Sirāt

Auch wenn man nur für wenige Kinobesuche pro Jahr Zeit und/oder Geld hat, sollte man auf jeden Fall das bildgewaltige Werk „Sirāt“ des spanisch-französischen Regisseurs Óliver Laxe weit oben auf die Liste setzen, das in Cannes im Mai 2025 einschlug und sich dort den Preis der Jury mit Mascha Schilinskis „In die Sonne schauen“ teilte.

Das Interessante an diesem Kino-Erlebnis ist, dass sich das Roadmovie nicht um die üblichen Schubladen schert, sondern aus ganz unterschiedlichen Quellen speist. Der arabische Titel „Sirāt“ stammt aus der islamischen Eschatalogie und beschreibt den schmalen Steg, der über den Abgrund der Hölle hinweg ins Paradies führt. Er sei „so dünn wie ein Haar und so scharf wie das schärfste Messer oder Schwert“, erfahren wir im Vorspann.

Doch bis nach und nach spürbar wird, wie treffend dieser Titel ist, lässt sich der Film zunächst viel Zeit. Er taucht in die Welt der Raver ein, die im Nirgendwo der marokkanischen Wüste wummernde Boxen aufgebaut haben und sich zum Soundtrack des französischen, in Berlin lebenden DJ Kangding Ray in Trance tanzen. Diese Szenen drehten Laxe und sein Kameramann Mauro Herce mit Laiendarstellern und echten Ravern. Für viele im Publikum ist diese Welt des Dauerrauschs, der von der Wüstensonne verbrannten Gesichter und der amputierten Gliedmaßen sicher ähnlich fremd wie für den untersetzten Familienvater Luis (Sergi López), der mit seinem kleinen Sohn Esteban (Bruno Núñez) und einem völlig wüstenuntauglichen PKW auf der Suche nach seiner Tochter Mar ist, die zuletzt auf einem dieser Raves gesehen wurde.

Panzer fahren auf, das Militär verkündet den Ausnahmezustand, doch die Raver widersetzen sich dem Befehl, der Kolonne zu folgen und das Land zu verlassen. Mit Luis und Esteban im Schlepptau brechen sie aus und tauchen immer tiefer in die bergige Wüste ein. Der von existentialistischer Philosophie geprägte Klassiker „Lohn der Angst“ (1953) von Henri-Georges Clouzot ist ebenso als Referenzpubkt spürbar wie die dystopische „Mad Max“-Action-Reihe des Australiers George Miller (seit 1979).

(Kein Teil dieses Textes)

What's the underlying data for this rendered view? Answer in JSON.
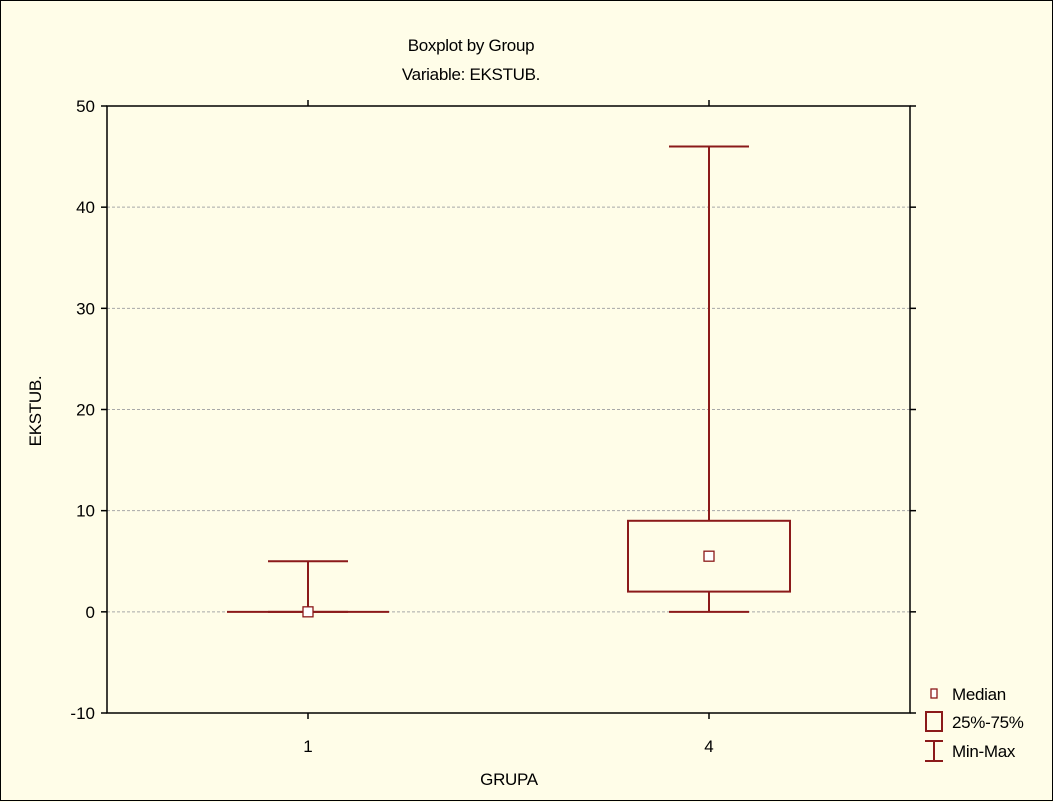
{
  "chart_data": {
    "type": "boxplot",
    "title": "Boxplot by Group",
    "subtitle": "Variable: EKSTUB.",
    "xlabel": "GRUPA",
    "ylabel": "EKSTUB.",
    "ylim": [
      -10,
      50
    ],
    "yticks": [
      -10,
      0,
      10,
      20,
      30,
      40,
      50
    ],
    "grid": true,
    "color": "#8b1a1a",
    "categories": [
      "1",
      "4"
    ],
    "boxes": [
      {
        "group": "1",
        "min": 0,
        "q1": 0,
        "median": 0,
        "q3": 0,
        "max": 5
      },
      {
        "group": "4",
        "min": 0,
        "q1": 2,
        "median": 5.5,
        "q3": 9,
        "max": 46
      }
    ],
    "legend": {
      "placement": "bottom-right",
      "items": [
        {
          "label": "Median",
          "symbol": "small-square"
        },
        {
          "label": "25%-75%",
          "symbol": "box"
        },
        {
          "label": "Min-Max",
          "symbol": "whisker"
        }
      ]
    }
  }
}
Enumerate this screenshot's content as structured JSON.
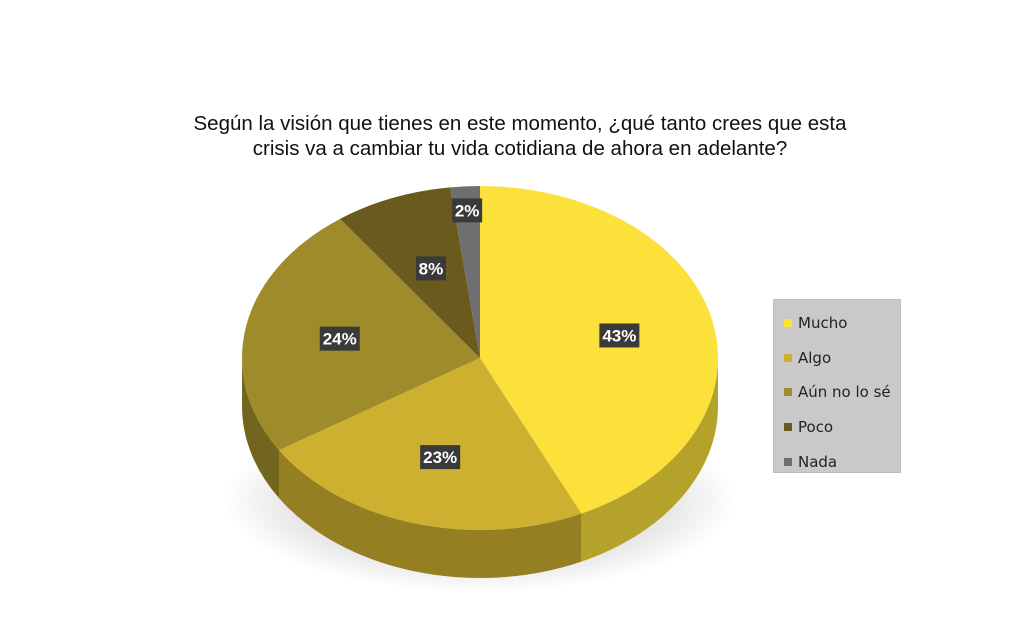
{
  "chart_data": {
    "type": "pie",
    "title_lines": [
      "Según la visión que tienes en este momento, ¿qué tanto crees que esta",
      "crisis va a cambiar tu vida cotidiana de ahora en adelante?"
    ],
    "categories": [
      "Mucho",
      "Algo",
      "Aún no lo sé",
      "Poco",
      "Nada"
    ],
    "values": [
      43,
      23,
      24,
      8,
      2
    ],
    "labels": [
      "43%",
      "23%",
      "24%",
      "8%",
      "2%"
    ],
    "colors": [
      "#FBE13A",
      "#CDB030",
      "#9E8C2A",
      "#6B5A1E",
      "#6F6F6F"
    ],
    "legend_position": "right",
    "style": "3d"
  }
}
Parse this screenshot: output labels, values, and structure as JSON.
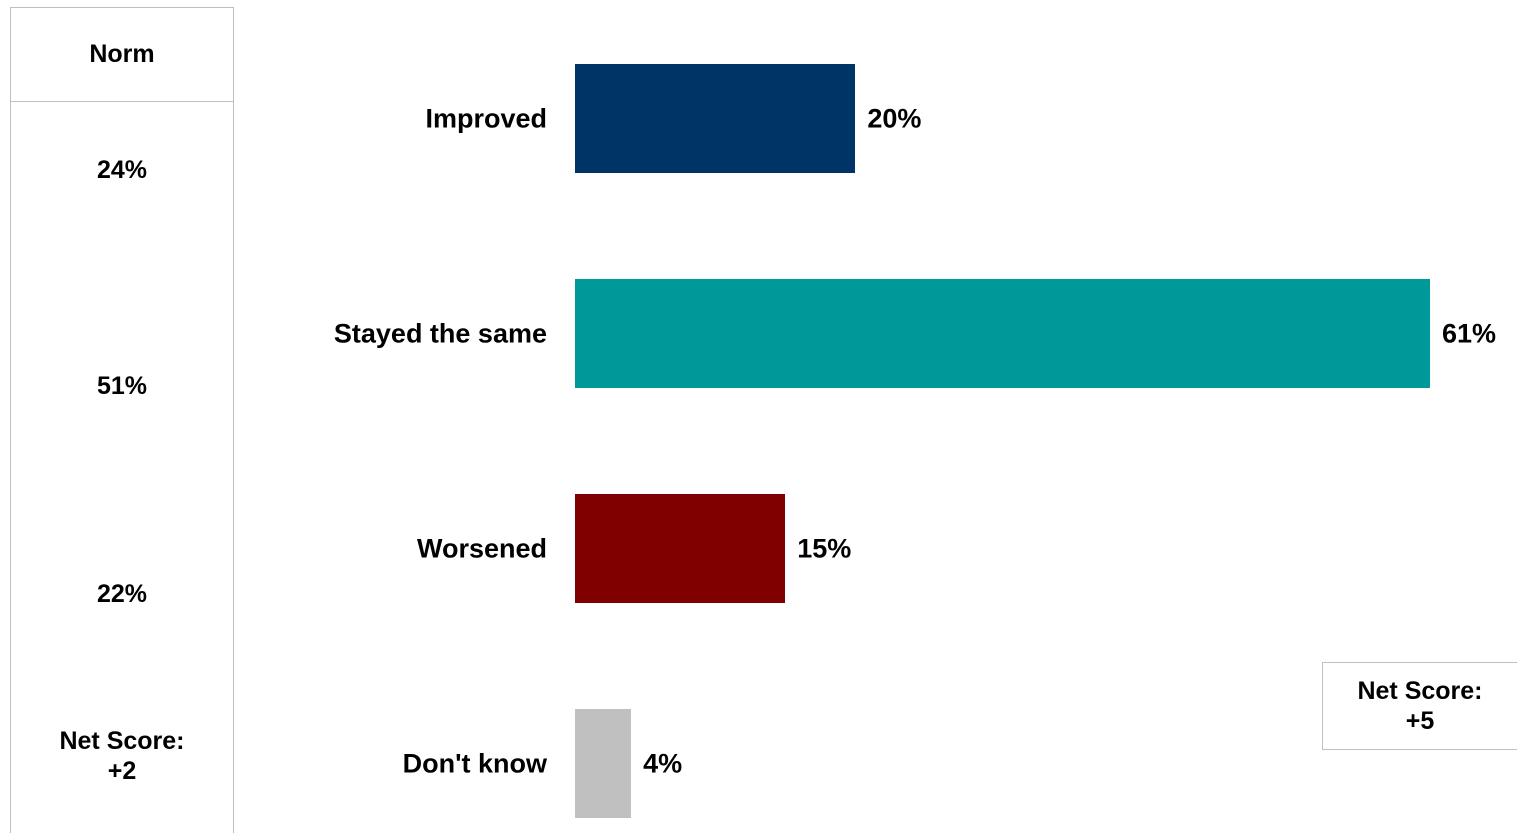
{
  "norm": {
    "header": "Norm",
    "values": [
      "24%",
      "51%",
      "22%"
    ],
    "net_label": "Net Score:",
    "net_value": "+2"
  },
  "net_score": {
    "label": "Net Score:",
    "value": "+5"
  },
  "chart_data": {
    "type": "bar",
    "orientation": "horizontal",
    "categories": [
      "Improved",
      "Stayed the same",
      "Worsened",
      "Don't know"
    ],
    "values": [
      20,
      61,
      15,
      4
    ],
    "value_labels": [
      "20%",
      "61%",
      "15%",
      "4%"
    ],
    "colors": [
      "#003366",
      "#009999",
      "#800000",
      "#c0c0c0"
    ],
    "xlim": [
      0,
      61
    ],
    "grid": false
  }
}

Zu viel sollte man auf keinen Fall über diesen Film verraten, der mit hervorragenden Aufnahmen der lebensfeindlichen Umgebung in Nordafrika glänzt, vor allem aber virtuos Knall- und Schockeffekte einsetzt.

Nach der Cannes-Premiere tourte „Sirāt“ weiter über die Festivals wie Karlovy Vary und München, soll im Herbst auch in New York und Toronto laufen. In den deutschen Kinos ist „Sirāt“ seit 14. August 2025 zu sehen.